Al giorno d’oggi, i danni ambientali provocati dall’agire umano sono inconfutabili e largamente noti. Allora come mai i provvedimenti a favore dell’ambiente sono ancora molto timidi (se non addirittura inesistenti)? Tale lentezza d’azione è spiegabile analizzando il sistema nazionalistico dominante.
Il nazionalismo è l’ideologia che permette a un gruppo di riconoscersi sulla base di motivi territoriali, etnici e soprattutto culturali (lingua, usi e costumi, religione). Il nazionalismo si fonda pertanto su un’implicita differenziazione tra esseri umani: riconoscersi in un gruppo significa voler tracciare una differenza tra un “noi” e un “gli altri”. Da ciò deriva che le nazioni si fondino sulla competizione per il prestigio nazionale, cioè su una continua crescita economica volta ad affermare la propria nazione sulle altre. Questo sentimento di competizione e presunta superiorità nazionalista ha una conseguenza negativa sulla salvaguardia ambientale.
Innanzitutto, volersi differenziare dagli altri uomini indica una mancata capacità di considerare l’umanità e lo spazio terrestre come entità uniche, compatte. Le nazioni si basano su un tratteggiamento di confini che rende frammentario lo spazio geografico e umano. Da ciò la duplice difficoltà a riconoscere problemi ambientali che avvengono al di fuori dei confini conosciuti e a riconoscere gli stretti rapporti tra la crisi di altre zone del mondo e il territorio nazionale.
Prendere atto che la crisi ambientale sia un fenomeno planetario significa uscire dalla logica nazionalista, una logica che – ricordiamo – permea la forma mentis europea da almeno due secoli (dalla Rivoluzione Francese) e quella mondiale da diversi decenni (dalle lotte anticolonialiste). In secondo luogo, la volontà di dimostrarsi migliori delle altre nazioni e di costruire di un orgoglio nazionale hanno condotto, nel mondo contemporaneo, al cosiddetto produttivismo, definibile come un’ideologia basata sulla convinzione che la produttività e la crescita di una nazione siano lo scopo ultimo dell’organizzazione umana. Il produttivismo è contemplabile solo in un contesto di infinite risorse e continua produzione. Tale caratteristica rende il produttivismo il principale colpevole dei disastri ambientali finora causati.
Infine, il principio di differenziazione nazionalistico ha spesso condotto a fenomeni di razzismo e discriminazione (a questo proposito è superfluo citare degli esempi), che hanno portato a tenere in bassa considerazione sia i territori che gli abitanti di alcune zone geografiche: ci si sente meno in colpa a devastare il territorio di una popolazione lontana e del terzo mondo, rispetto alla quale si nutrono diversi pregiudizi.
Ricapitolando, i tre fattori chiave che non solo impediscono un’azione in favore dell’ambiente, ma addirittura sono la causa stessa della sua devastazione, sono: la mancata capacità di avere una visione d’insieme, il produttivismo, la discriminazione razziale.
Esiste però un altro elemento fondamentale nel determinare le azioni umane nei confronti dell’ambiente, ovvero la percezione umana del rapporto uomo-natura, ben più antica del nazionalismo. La tendenza, fin dai tempi più antichi, di porre l’uomo al centro del mondo (addirittura nella convinzione religiosa che il mondo fosse stato appositamente creato per lui), conduce a vedere la natura come un’entità subordinata all’uomo e di sua appartenenza. È stata tale concezione secolare a comportare l’inizio dell’Antropocene, la nuova era geologica in cui l’agire umano è in grado di modificare la litosfera, l’atmosfera, l’idrosfera e gli equilibri dei processi biologici.

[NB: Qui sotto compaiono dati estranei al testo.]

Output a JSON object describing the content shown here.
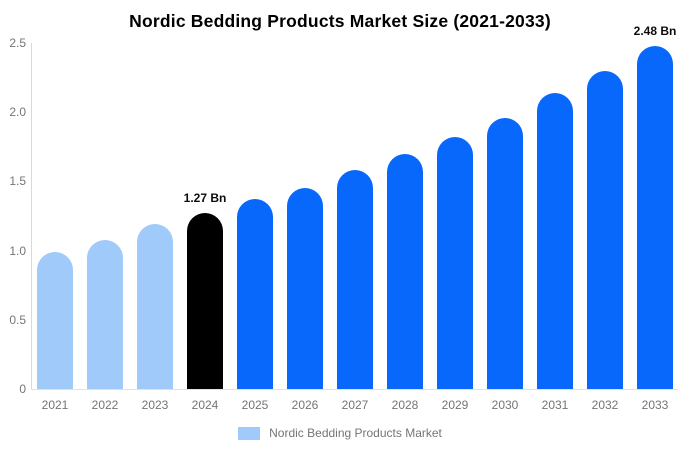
{
  "title": "Nordic Bedding Products Market Size (2021-2033)",
  "colors": {
    "light_blue": "#9FCAF9",
    "bright_blue": "#0768FB",
    "black": "#000000",
    "axis_line": "#d9d9d9",
    "tick_text": "#757575"
  },
  "chart_data": {
    "type": "bar",
    "title": "Nordic Bedding Products Market Size (2021-2033)",
    "categories": [
      "2021",
      "2022",
      "2023",
      "2024",
      "2025",
      "2026",
      "2027",
      "2028",
      "2029",
      "2030",
      "2031",
      "2032",
      "2033"
    ],
    "values": [
      0.99,
      1.08,
      1.19,
      1.27,
      1.37,
      1.45,
      1.58,
      1.7,
      1.82,
      1.96,
      2.14,
      2.3,
      2.48
    ],
    "bar_colors": [
      "#9FCAF9",
      "#9FCAF9",
      "#9FCAF9",
      "#000000",
      "#0768FB",
      "#0768FB",
      "#0768FB",
      "#0768FB",
      "#0768FB",
      "#0768FB",
      "#0768FB",
      "#0768FB",
      "#0768FB"
    ],
    "ylim": [
      0,
      2.5
    ],
    "ytick_values": [
      0,
      0.5,
      1.0,
      1.5,
      2.0,
      2.5
    ],
    "ytick_labels": [
      "0",
      "0.5",
      "1.0",
      "1.5",
      "2.0",
      "2.5"
    ],
    "grid": "off",
    "legend_position": "bottom-center",
    "annotations": [
      {
        "category": "2024",
        "label": "1.27 Bn"
      },
      {
        "category": "2033",
        "label": "2.48 Bn"
      }
    ],
    "series_name": "Nordic Bedding Products Market"
  },
  "legend": {
    "label": "Nordic Bedding Products Market",
    "swatch_color": "#9FCAF9"
  }
}
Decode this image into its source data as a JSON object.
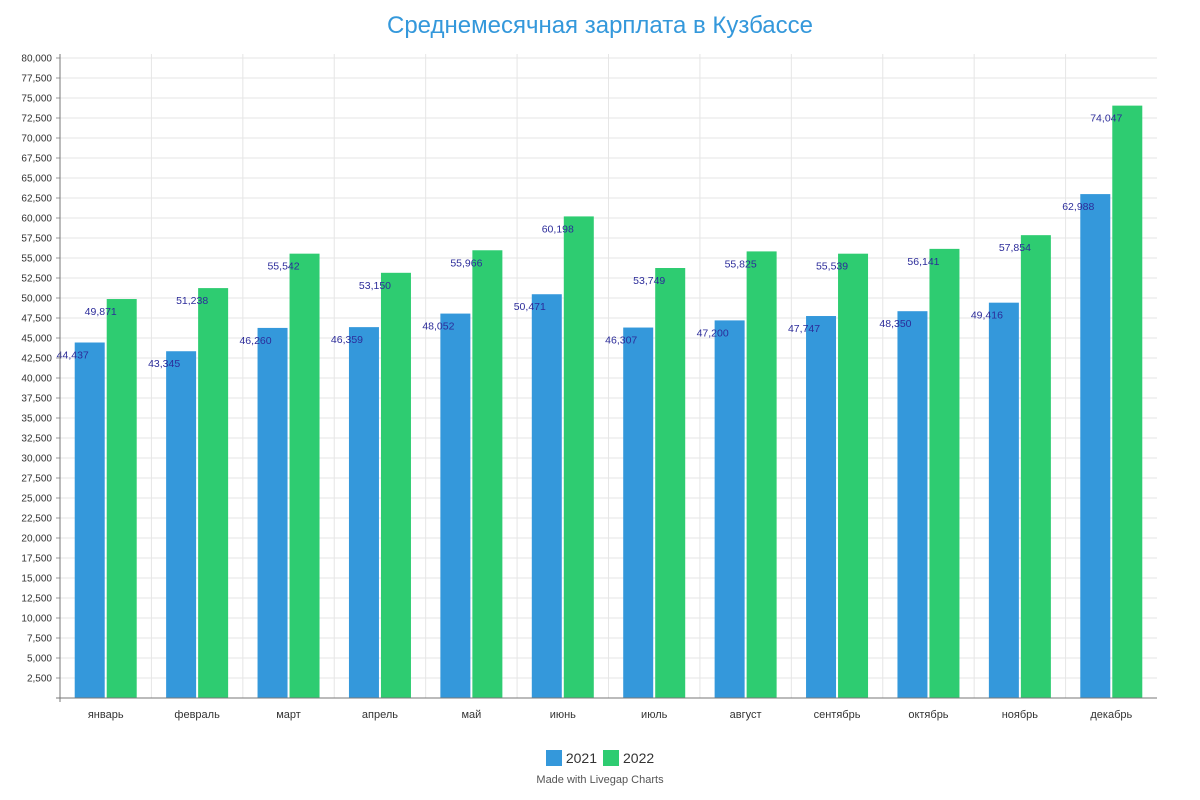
{
  "chart_data": {
    "type": "bar",
    "title": "Среднемесячная зарплата в Кузбассе",
    "xlabel": "",
    "ylabel": "",
    "ylim": [
      0,
      80000
    ],
    "ytick_step": 2500,
    "grid": true,
    "legend_position": "bottom",
    "categories": [
      "январь",
      "февраль",
      "март",
      "апрель",
      "май",
      "июнь",
      "июль",
      "август",
      "сентябрь",
      "октябрь",
      "ноябрь",
      "декабрь"
    ],
    "series": [
      {
        "name": "2021",
        "color": "#3498db",
        "values": [
          44437,
          43345,
          46260,
          46359,
          48052,
          50471,
          46307,
          47200,
          47747,
          48350,
          49416,
          62988
        ],
        "labels": [
          "44,437",
          "43,345",
          "46,260",
          "46,359",
          "48,052",
          "50,471",
          "46,307",
          "47,200",
          "47,747",
          "48,350",
          "49,416",
          "62,988"
        ]
      },
      {
        "name": "2022",
        "color": "#2ecc71",
        "values": [
          49871,
          51238,
          55542,
          53150,
          55966,
          60198,
          53749,
          55825,
          55539,
          56141,
          57854,
          74047
        ],
        "labels": [
          "49,871",
          "51,238",
          "55,542",
          "53,150",
          "55,966",
          "60,198",
          "53,749",
          "55,825",
          "55,539",
          "56,141",
          "57,854",
          "74,047"
        ]
      }
    ],
    "ytick_labels": [
      "2,500",
      "5,000",
      "7,500",
      "10,000",
      "12,500",
      "15,000",
      "17,500",
      "20,000",
      "22,500",
      "25,000",
      "27,500",
      "30,000",
      "32,500",
      "35,000",
      "37,500",
      "40,000",
      "42,500",
      "45,000",
      "47,500",
      "50,000",
      "52,500",
      "55,000",
      "57,500",
      "60,000",
      "62,500",
      "65,000",
      "67,500",
      "70,000",
      "72,500",
      "75,000",
      "77,500",
      "80,000"
    ]
  },
  "legend": {
    "items": [
      {
        "label": "2021",
        "color": "#3498db"
      },
      {
        "label": "2022",
        "color": "#2ecc71"
      }
    ]
  },
  "footer": {
    "credit": "Made with Livegap Charts"
  }
}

Per questo motivo, studiosi e ambientalisti tentano di situarsi in un contesto anti-antropocentrico, ossia in un panorama che pone l’uomo allo stesso livello della natura, che colloca l’umanità all’interno del mondo naturale, che la concepisce come una parte del tutto. Forse questo atteggiamento sarebbe il più efficace per tentare di frenare ciò che ancora si può contenere, tenendo comunque presente che ormai le conseguenze delle azioni umane non saranno cancellabili.